Saturday, July 30, 2016

Banks, stress tests: Monte Paschi the worst in Europe. Unicredit also among the last 10 – Florence Post

hot these days for the Fondazione Monte dei  Paschi

FRANKFURT – Three of the five Italian banks pass easily the European stress tests, but Unicredit and MPS are among the 10 worst. And the Montepaschi receives Sting strongest among all the institutions of the Continent, a collapse at -2.44% capital ratio CET1 that resets the capital under the adverse scenario and explains the strong pressure in recent months, prior to the capital increase and the maxi-sale of bad loans announced today to run for shelter extremis. There is not only Italy under the lens of European “stress tests demonstrate the solidity of the Italian banking system as a whole,” say sources of the Treasury hot after the data, adding that recent government measures will help to dispose impaired loans.

Among the 51 banks surveyed by the European banking, the Irish Royal Bank of Scotland and Allied Irish Bank come out with a lot of damage, a better quality capital (the CET1, in fact) practically halved and just above 7%. Deutsche Bank, which also does not suffer the meltdown that someone assumed and does not see a blow on derivatives and market risk, go to 7.80% in the worst case scenario suggested by the EBA: penalized capital, but improving by 7% in 2014 . also improvement in the baseline scenario, to 12.1% from 10.5%.

MPS – But the Monte dei Paschi di Siena, after the exhausting European negotiations and the release led to the market solution which excludes state intervention, it receives a real slap in the face: the CET1 capital falls below zero to zero at -2.44% under the adverse scenario, for which in the 2015 tests was subject to a minimum of 5.5% threshold under who she was taking care of the ECB to be prepared immediately. Numbers that explain the stock market crash and the frenzy of negotiations between the ECB, the Bank of Italy, the Treasury and the Sienese institute council. Numbers, even if they do not speak of a case “Italian,” outlining a case “Siena” in Europe at the moment. And perhaps it is no coincidence that the ECB, in a note issued to warm after the EBA results, sees them as “with one exception, all banks show CET1 capital levels well above the 5.5% benchmark used in 2014 “. Introduce yourself to the markets on Monday morning, with these numbers without a plan already drawn up (and approved by the ECB) would have meant a bloodbath for Siena.

UNICREDIT – Different situation for Unicredit, that the adverse scenario is to 7.10%, to but still ranks fourth worst place among the 51 European institutions to the capital on a transitional basis, and the sixth worst in the adverse scenario. E ‘with an equally keen eye to “exchange trading on Monday that the institute, which has just appointed to Jean Pierre Mustier guide, tells you assess” whether further measures or capital plan changes “are needed. The voices speak of five billion increase and as many from divestments.

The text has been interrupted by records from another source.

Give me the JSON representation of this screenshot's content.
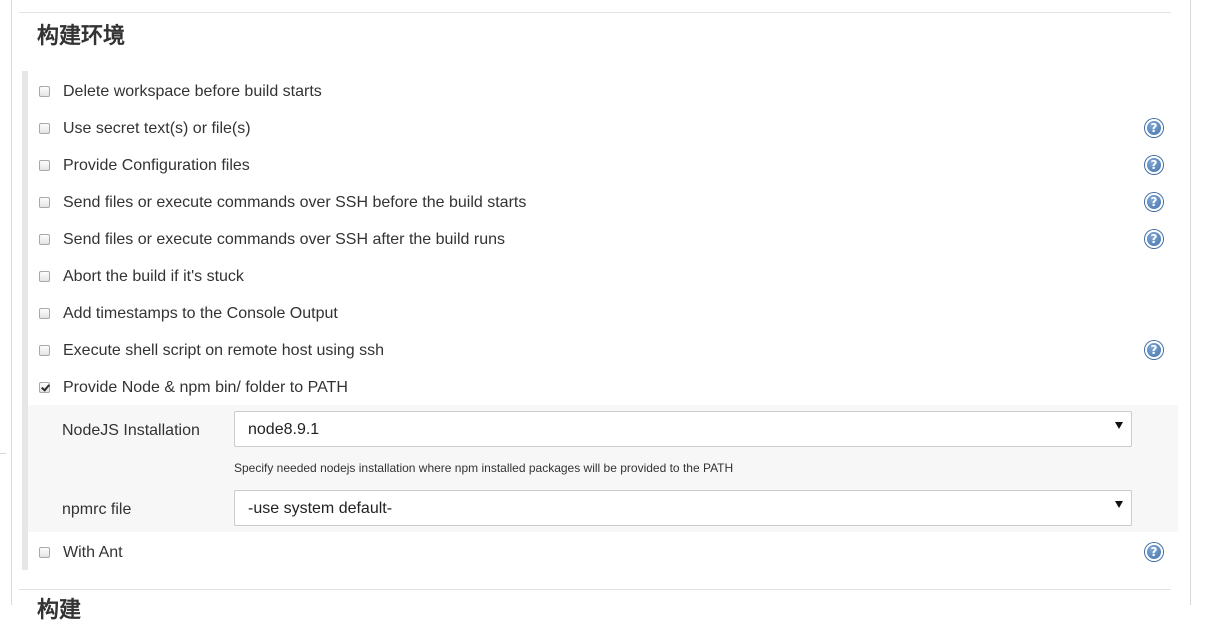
{
  "section": {
    "title": "构建环境",
    "next_title": "构建"
  },
  "options": [
    {
      "label": "Delete workspace before build starts",
      "checked": false,
      "help": false
    },
    {
      "label": "Use secret text(s) or file(s)",
      "checked": false,
      "help": true
    },
    {
      "label": "Provide Configuration files",
      "checked": false,
      "help": true
    },
    {
      "label": "Send files or execute commands over SSH before the build starts",
      "checked": false,
      "help": true
    },
    {
      "label": "Send files or execute commands over SSH after the build runs",
      "checked": false,
      "help": true
    },
    {
      "label": "Abort the build if it's stuck",
      "checked": false,
      "help": false
    },
    {
      "label": "Add timestamps to the Console Output",
      "checked": false,
      "help": false
    },
    {
      "label": "Execute shell script on remote host using ssh",
      "checked": false,
      "help": true
    },
    {
      "label": "Provide Node & npm bin/ folder to PATH",
      "checked": true,
      "help": false
    },
    {
      "label": "With Ant",
      "checked": false,
      "help": true
    }
  ],
  "nodejs": {
    "installation_label": "NodeJS Installation",
    "installation_value": "node8.9.1",
    "installation_hint": "Specify needed nodejs installation where npm installed packages will be provided to the PATH",
    "npmrc_label": "npmrc file",
    "npmrc_value": "-use system default-"
  },
  "help_glyph": "?",
  "icons": {
    "help": "help-icon",
    "dropdown": "chevron-down-icon",
    "check": "checkmark-icon"
  },
  "colors": {
    "help_icon": "#3b6aa3",
    "nested_background": "#f7f7f7",
    "section_bar": "#e6e6e6"
  }
}
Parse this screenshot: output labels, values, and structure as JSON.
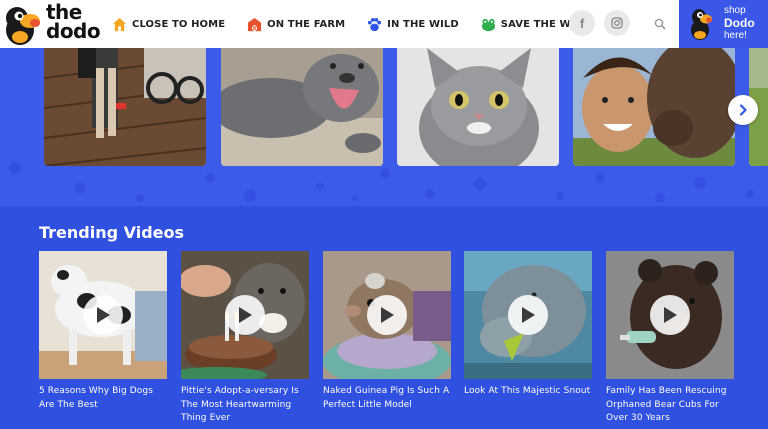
{
  "brand": {
    "logo_text_line1": "the",
    "logo_text_line2": "dodo"
  },
  "nav": {
    "items": [
      {
        "label": "CLOSE TO HOME",
        "icon": "house-icon",
        "color": "#f5a623"
      },
      {
        "label": "ON THE FARM",
        "icon": "barn-icon",
        "color": "#e8532f"
      },
      {
        "label": "IN THE WILD",
        "icon": "paw-icon",
        "color": "#2f55e4"
      },
      {
        "label": "SAVE THE WILD",
        "icon": "frog-icon",
        "color": "#2fae4e"
      }
    ],
    "social": {
      "facebook_glyph": "f",
      "instagram_icon": "instagram-icon"
    },
    "search_icon": "search-icon",
    "shop": {
      "line1": "shop",
      "line2": "Dodo",
      "line3": "here!"
    }
  },
  "colors": {
    "brand_blue": "#3a57e8",
    "trending_bg": "#3050e0",
    "white": "#ffffff"
  },
  "trending": {
    "title": "Trending Videos",
    "videos": [
      {
        "title": "5 Reasons Why Big Dogs Are The Best"
      },
      {
        "title": "Pittie's Adopt-a-versary Is The Most Heartwarming Thing Ever"
      },
      {
        "title": "Naked Guinea Pig Is Such A Perfect Little Model"
      },
      {
        "title": "Look At This Majestic Snout"
      },
      {
        "title": "Family Has Been Rescuing Orphaned Bear Cubs For Over 30 Years"
      }
    ]
  }
}
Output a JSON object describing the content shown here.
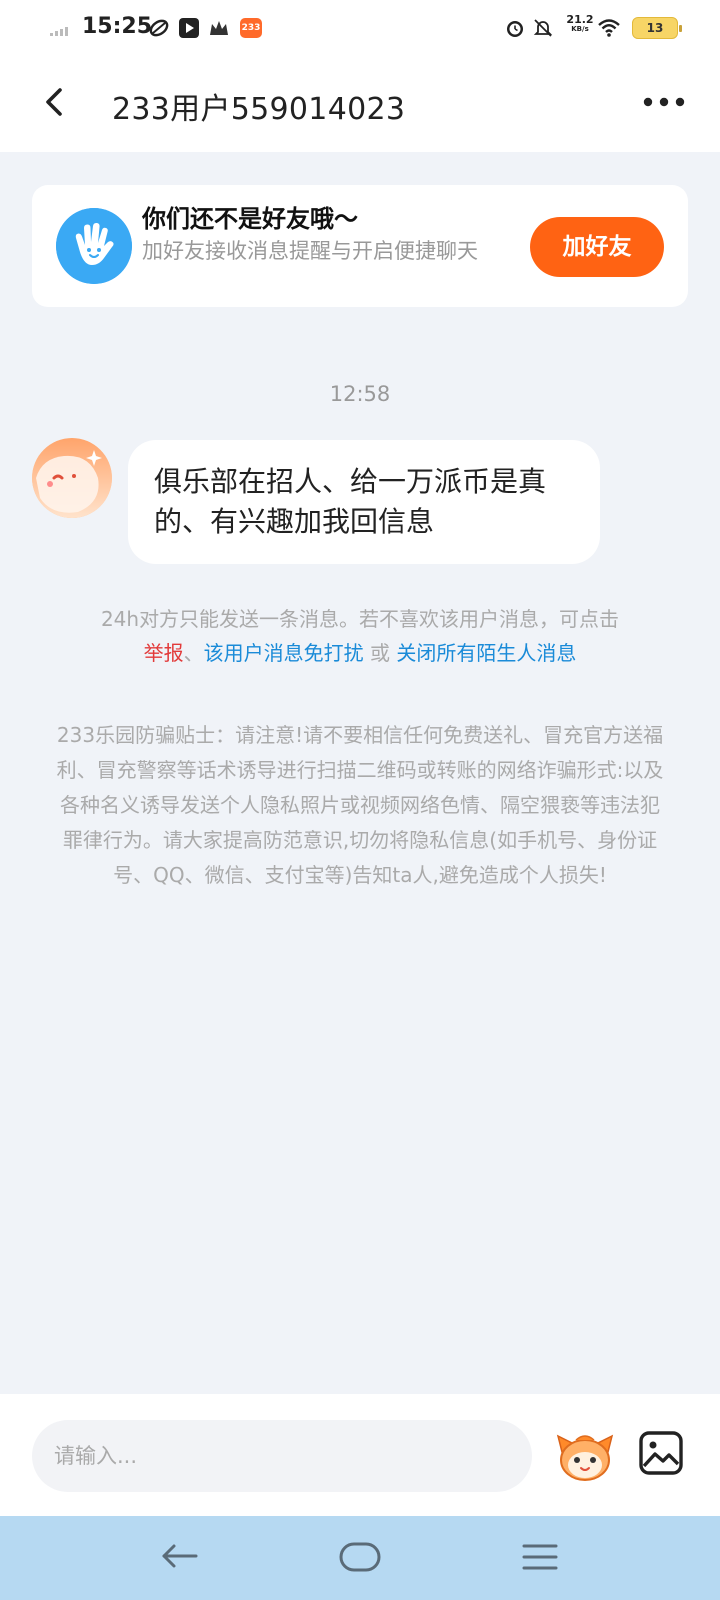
{
  "status_bar": {
    "time": "15:25",
    "badge_233": "233",
    "net_speed_value": "21.2",
    "net_speed_unit": "KB/s",
    "battery": "13",
    "icons": [
      "signal-icon",
      "leaf-icon",
      "play-icon",
      "crown-icon",
      "app-233-icon",
      "alarm-icon",
      "mute-icon",
      "wifi-icon",
      "battery-icon"
    ]
  },
  "header": {
    "title": "233用户559014023",
    "back_icon": "chevron-left-icon",
    "more_icon": "more-dots-icon"
  },
  "friend_card": {
    "title": "你们还不是好友哦～",
    "subtitle": "加好友接收消息提醒与开启便捷聊天",
    "button": "加好友",
    "icon": "hand-wave-icon",
    "accent_color": "#ff6313"
  },
  "chat": {
    "timestamp": "12:58",
    "message": "俱乐部在招人、给一万派币是真的、有兴趣加我回信息"
  },
  "notice": {
    "text": "24h对方只能发送一条消息。若不喜欢该用户消息，可点击",
    "report_link": "举报",
    "sep1": "、",
    "mute_link": "该用户消息免打扰",
    "sep2": " 或 ",
    "close_link": "关闭所有陌生人消息",
    "link_colors": {
      "report": "#e23a3a",
      "blue": "#1a8bd8"
    }
  },
  "warning": {
    "text": "233乐园防骗贴士：请注意!请不要相信任何免费送礼、冒充官方送福利、冒充警察等话术诱导进行扫描二维码或转账的网络诈骗形式:以及各种名义诱导发送个人隐私照片或视频网络色情、隔空猥亵等违法犯罪律行为。请大家提高防范意识,切勿将隐私信息(如手机号、身份证号、QQ、微信、支付宝等)告知ta人,避免造成个人损失!"
  },
  "input_bar": {
    "placeholder": "请输入...",
    "emoji_icon": "mascot-emoji-icon",
    "image_icon": "image-icon"
  },
  "nav_bar": {
    "icons": [
      "nav-back-icon",
      "nav-home-icon",
      "nav-menu-icon"
    ],
    "color": "#b6d9f2"
  }
}
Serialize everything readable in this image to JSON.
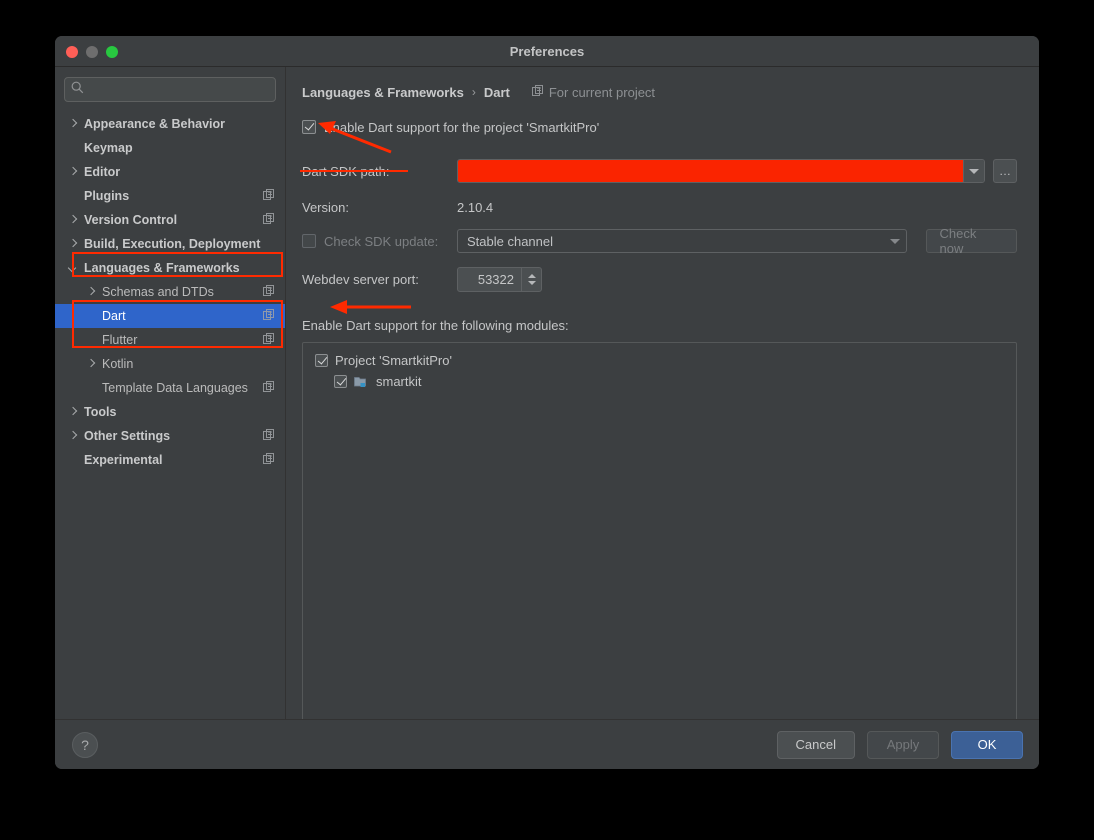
{
  "window": {
    "title": "Preferences",
    "traffic_lights": [
      "close-red",
      "minimize-gray",
      "zoom-green"
    ]
  },
  "sidebar": {
    "search": {
      "value": "",
      "placeholder": "",
      "icon": "search-icon"
    },
    "items": [
      {
        "label": "Appearance & Behavior",
        "level": 0,
        "arrow": "right",
        "bold": true,
        "scope_icon": false,
        "selected": false
      },
      {
        "label": "Keymap",
        "level": 0,
        "arrow": "none",
        "bold": true,
        "scope_icon": false,
        "selected": false
      },
      {
        "label": "Editor",
        "level": 0,
        "arrow": "right",
        "bold": true,
        "scope_icon": false,
        "selected": false
      },
      {
        "label": "Plugins",
        "level": 0,
        "arrow": "none",
        "bold": true,
        "scope_icon": true,
        "selected": false
      },
      {
        "label": "Version Control",
        "level": 0,
        "arrow": "right",
        "bold": true,
        "scope_icon": true,
        "selected": false
      },
      {
        "label": "Build, Execution, Deployment",
        "level": 0,
        "arrow": "right",
        "bold": true,
        "scope_icon": false,
        "selected": false
      },
      {
        "label": "Languages & Frameworks",
        "level": 0,
        "arrow": "down",
        "bold": true,
        "scope_icon": false,
        "selected": false
      },
      {
        "label": "Schemas and DTDs",
        "level": 1,
        "arrow": "right",
        "bold": false,
        "scope_icon": true,
        "selected": false
      },
      {
        "label": "Dart",
        "level": 1,
        "arrow": "none",
        "bold": false,
        "scope_icon": true,
        "selected": true
      },
      {
        "label": "Flutter",
        "level": 1,
        "arrow": "none",
        "bold": false,
        "scope_icon": true,
        "selected": false
      },
      {
        "label": "Kotlin",
        "level": 1,
        "arrow": "right",
        "bold": false,
        "scope_icon": false,
        "selected": false
      },
      {
        "label": "Template Data Languages",
        "level": 1,
        "arrow": "none",
        "bold": false,
        "scope_icon": true,
        "selected": false
      },
      {
        "label": "Tools",
        "level": 0,
        "arrow": "right",
        "bold": true,
        "scope_icon": false,
        "selected": false
      },
      {
        "label": "Other Settings",
        "level": 0,
        "arrow": "right",
        "bold": true,
        "scope_icon": true,
        "selected": false
      },
      {
        "label": "Experimental",
        "level": 0,
        "arrow": "none",
        "bold": true,
        "scope_icon": true,
        "selected": false
      }
    ]
  },
  "main": {
    "breadcrumb": {
      "parent": "Languages & Frameworks",
      "separator": "›",
      "current": "Dart",
      "scope_label": "For current project",
      "scope_icon": "project-scope-icon"
    },
    "enable_support": {
      "label": "Enable Dart support for the project 'SmartkitPro'",
      "checked": true
    },
    "sdk_path": {
      "label": "Dart SDK path:",
      "value": "",
      "redacted": true,
      "redaction_color": "#fa2400",
      "dropdown_icon": "chevron-down-icon",
      "browse_label": "…"
    },
    "version": {
      "label": "Version:",
      "value": "2.10.4"
    },
    "check_sdk_update": {
      "label": "Check SDK update:",
      "checked": false,
      "disabled": true,
      "channel_value": "Stable channel",
      "check_now_label": "Check now",
      "check_now_disabled": true
    },
    "webdev_port": {
      "label": "Webdev server port:",
      "value": "53322"
    },
    "modules": {
      "title": "Enable Dart support for the following modules:",
      "rows": [
        {
          "label": "Project 'SmartkitPro'",
          "level": 0,
          "checked": true,
          "icon": "none"
        },
        {
          "label": "smartkit",
          "level": 1,
          "checked": true,
          "icon": "module-folder-icon"
        }
      ]
    }
  },
  "footer": {
    "help_label": "?",
    "cancel_label": "Cancel",
    "apply_label": "Apply",
    "apply_disabled": true,
    "ok_label": "OK"
  },
  "annotations": {
    "color": "#ff2a00",
    "highlight_boxes": [
      "languages-frameworks-sidebar-item",
      "dart-flutter-sidebar-items"
    ],
    "arrows": [
      "arrow-to-enable-dart-checkbox",
      "arrow-to-project-modules-checkbox"
    ],
    "underlines": [
      "dart-sdk-path-label-underline"
    ]
  },
  "colors": {
    "window_bg": "#3c3f41",
    "selection_blue": "#2f65ca",
    "primary_button": "#3c6096",
    "annotation_red": "#ff2a00",
    "redaction_red": "#fa2400"
  }
}
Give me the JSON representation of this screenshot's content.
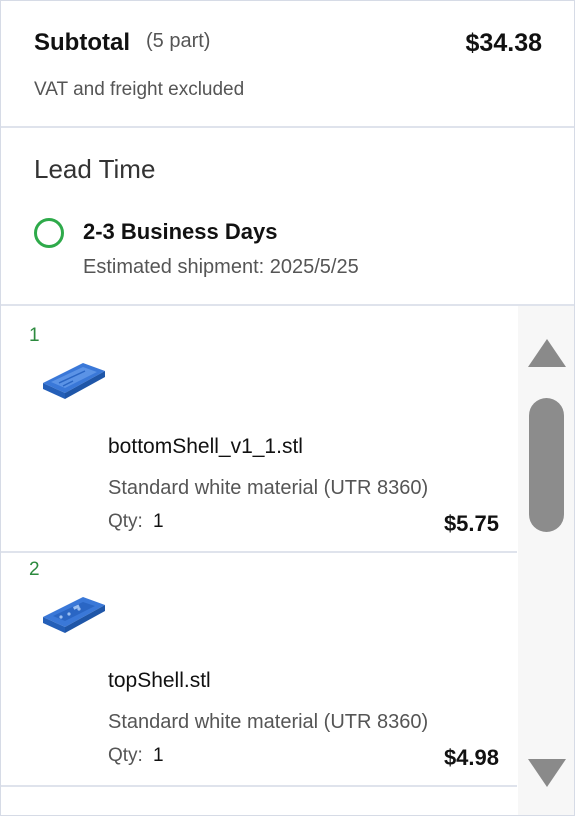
{
  "subtotal": {
    "title": "Subtotal",
    "count": "(5 part)",
    "amount": "$34.38",
    "note": "VAT and freight excluded"
  },
  "lead_time": {
    "title": "Lead Time",
    "option": "2-3 Business Days",
    "shipment": "Estimated shipment: 2025/5/25"
  },
  "parts": [
    {
      "index": "1",
      "name": "bottomShell_v1_1.stl",
      "material": "Standard white material (UTR 8360)",
      "qty_label": "Qty:",
      "qty": "1",
      "price": "$5.75"
    },
    {
      "index": "2",
      "name": "topShell.stl",
      "material": "Standard white material (UTR 8360)",
      "qty_label": "Qty:",
      "qty": "1",
      "price": "$4.98"
    }
  ],
  "colors": {
    "accent_green": "#2eaa4a",
    "index_green": "#2c8a3e",
    "model_blue": "#2f6fd1",
    "scrollbar": "#8c8c8c"
  },
  "icons": {
    "radio": "radio-unselected-icon",
    "thumb": "3d-model-thumbnail",
    "scroll_up": "triangle-up-icon",
    "scroll_down": "triangle-down-icon"
  }
}
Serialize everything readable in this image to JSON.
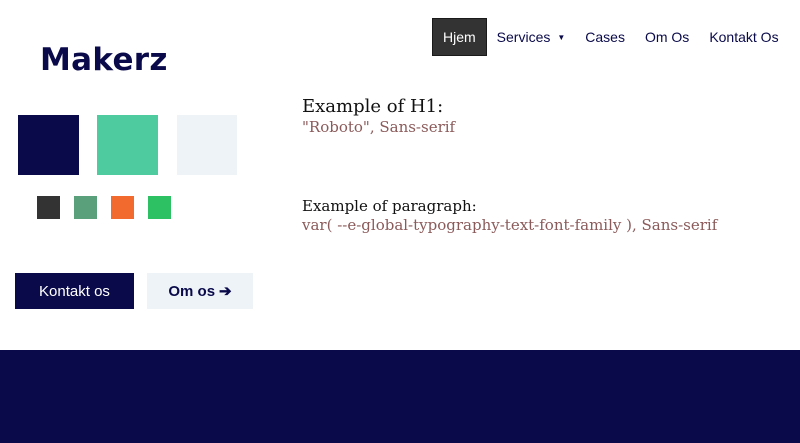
{
  "brand": {
    "logo_text": "Makerz"
  },
  "nav": {
    "items": [
      {
        "label": "Hjem",
        "active": true
      },
      {
        "label": "Services",
        "has_dropdown": true
      },
      {
        "label": "Cases"
      },
      {
        "label": "Om Os"
      },
      {
        "label": "Kontakt Os"
      }
    ],
    "dropdown_icon": "caret-down-icon"
  },
  "palette": {
    "primary": [
      "#0a0a4a",
      "#4ecb9f",
      "#eef3f8"
    ],
    "secondary": [
      "#333333",
      "#5aa07a",
      "#f26a2e",
      "#2dc163"
    ]
  },
  "typography": {
    "h1_label": "Example of H1:",
    "h1_value": "\"Roboto\", Sans-serif",
    "p_label": "Example of paragraph:",
    "p_value": "var( --e-global-typography-text-font-family ), Sans-serif"
  },
  "buttons": {
    "primary_label": "Kontakt os",
    "secondary_label": "Om os",
    "secondary_icon": "arrow-right-icon"
  },
  "colors": {
    "accent": "#0a0a4a",
    "text_value": "#8b5a5a"
  }
}
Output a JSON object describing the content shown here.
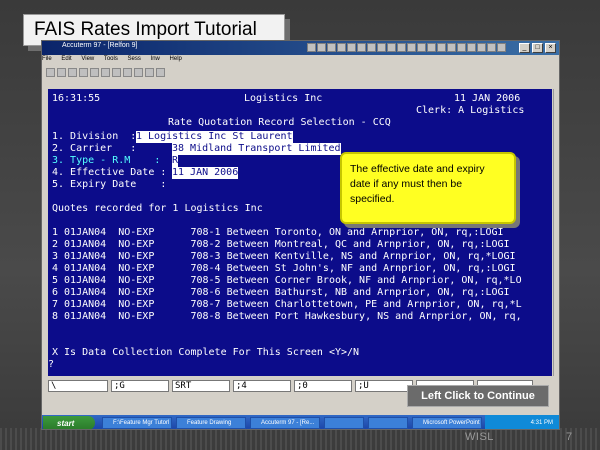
{
  "slide": {
    "title": "FAIS Rates Import Tutorial",
    "callout": "The effective date and expiry date if any must then be specified.",
    "continue_label": "Left Click to Continue",
    "footer_org": "WISL",
    "page_number": "7"
  },
  "window": {
    "title": "Accuterm 97 - [Relfon 9]",
    "menu": [
      "File",
      "Edit",
      "View",
      "Tools",
      "Sess",
      "Inw",
      "Help"
    ],
    "controls": [
      "_",
      "□",
      "×"
    ]
  },
  "terminal": {
    "time": "16:31:55",
    "company": "Logistics Inc",
    "date": "11 JAN 2006",
    "clerk": "Clerk: A Logistics",
    "screen_title": "Rate Quotation Record Selection - CCQ",
    "fields": [
      {
        "label": "1. Division  :",
        "value": "1 Logistics Inc St Laurent"
      },
      {
        "label": "2. Carrier   :",
        "value": "38 Midland Transport Limited"
      },
      {
        "label": "3. Type - R.M    :",
        "value": "R"
      },
      {
        "label": "4. Effective Date :",
        "value": "11 JAN 2006"
      },
      {
        "label": "5. Expiry Date    :",
        "value": ""
      }
    ],
    "quotes_header": "Quotes recorded for 1 Logistics Inc",
    "quotes": [
      "1 01JAN04  NO-EXP      708-1 Between Toronto, ON and Arnprior, ON, rq,:LOGI",
      "2 01JAN04  NO-EXP      708-2 Between Montreal, QC and Arnprior, ON, rq,:LOGI",
      "3 01JAN04  NO-EXP      708-3 Between Kentville, NS and Arnprior, ON, rq,*LOGI",
      "4 01JAN04  NO-EXP      708-4 Between St John's, NF and Arnprior, ON, rq,:LOGI",
      "5 01JAN04  NO-EXP      708-5 Between Corner Brook, NF and Arnprior, ON, rq,*LO",
      "6 01JAN04  NO-EXP      708-6 Between Bathurst, NB and Arnprior, ON, rq,:LOGI",
      "7 01JAN04  NO-EXP      708-7 Between Charlottetown, PE and Arnprior, ON, rq,*L",
      "8 01JAN04  NO-EXP      708-8 Between Port Hawkesbury, NS and Arnprior, ON, rq,"
    ],
    "prompt": "X Is Data Collection Complete For This Screen <Y>/N",
    "prompt2": "?"
  },
  "function_keys": [
    "\\",
    ";G",
    "SRT",
    ";4",
    ";0",
    ";U",
    "",
    ""
  ],
  "taskbar": {
    "start": "start",
    "tasks": [
      "F:\\Feature Mgr Tutorl",
      "Feature Drawing",
      "Accuterm 97 - [Re...",
      "",
      "",
      "Microsoft PowerPoint"
    ],
    "clock": "4:31 PM"
  }
}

Bankitalia – Bank of Italy notes, however, that despite the severity of the stress test and the strains of the last year, four of the five major Italian banks in the sample Eba have suffered an impact on capital arising from adverse scenario by 3.2 percentage points, better than the European average (3.8 points), although including in Montepaschi Italian banks down by 4.1 points. Always Via Nazionale notes that the conditions of MPS, two public bailouts and so far 8 billion in two capital increases in two years that now he adds a third) “have long been to” focus “of European supervision.

INTESA SAN PAOLO – Dai of “Eba numbers comes out healthy Intesa Sanpaolo, which would respect the conditions of supervision even under the adverse scenario of 10.21% CET1) and even more so in that the base (12,80%).

BANCO pOPULAR aND UBI – He’s doing well, surprisingly after recent and discussed rumors, the People’s Bank (9.05% under the adverse scenario). It holds well Ubi (8.85% in the worst case scenario). All this in a context in which the risks of credit, particularly penalizing for Italy recently emerged from recession, weigh the adverse scenario well 349 billion on the balance sheets of 51 banks, with the worst suffering in Italy, in fact, Great Britain, Spain and France.